Mir kommt auf ein Mal der Gedanke, dass ich seit Jahren keinen so langen Brief geschrieben, ebenso dass Sie ihn gar nicht lesen werden.
Sehen Sie also nur in der Thatsache dieses Briefes ein Zeichen meines Besserbefindens. Wenn Sie nur den Schluss des Briefes entziffern können!
Ich denke mit herzlicher Liebe an Sie, alle Stunden mehrere Male; es ist mir ein gutes Stück mütterlichen Wesens geschenkt worden, ich werde es nie vergessen.
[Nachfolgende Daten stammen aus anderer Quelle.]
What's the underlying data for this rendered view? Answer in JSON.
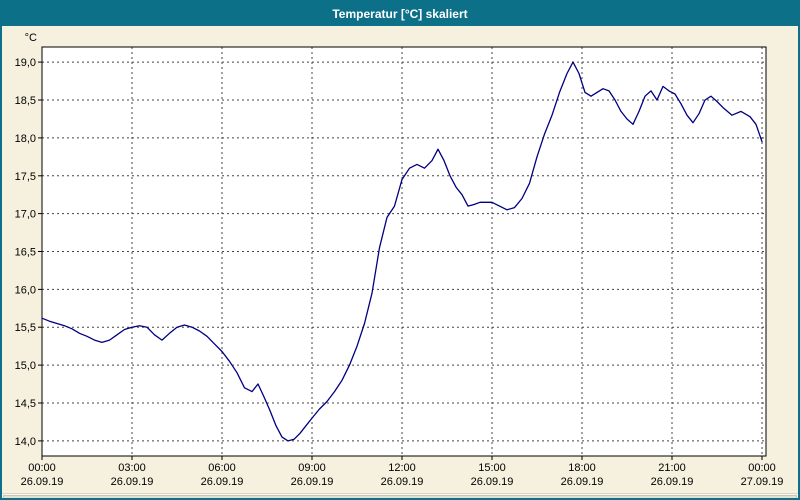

Trina der Guten meine besten Grüsse.
Ich vertraue mehr als je auf Pfäffers und Hochgebirge.
Leben Sie wohl! Bleiben Sie mir, was Sie mir waren, ich komme mir viel geschützter und geborgener vor; denn mitunter überkommt mich das Gefühl der Einöde, dass ich schreien möchte.
Ihr dankend ergebener
Friedrich Nietzsche.
Dritter Bericht des
Odysseus.
Wie schön hatten Seydlitzens mich auf’s Schiff gebracht! Ich kam mir wie ein ideales Gepäckstück aus einer besseren Welt vor.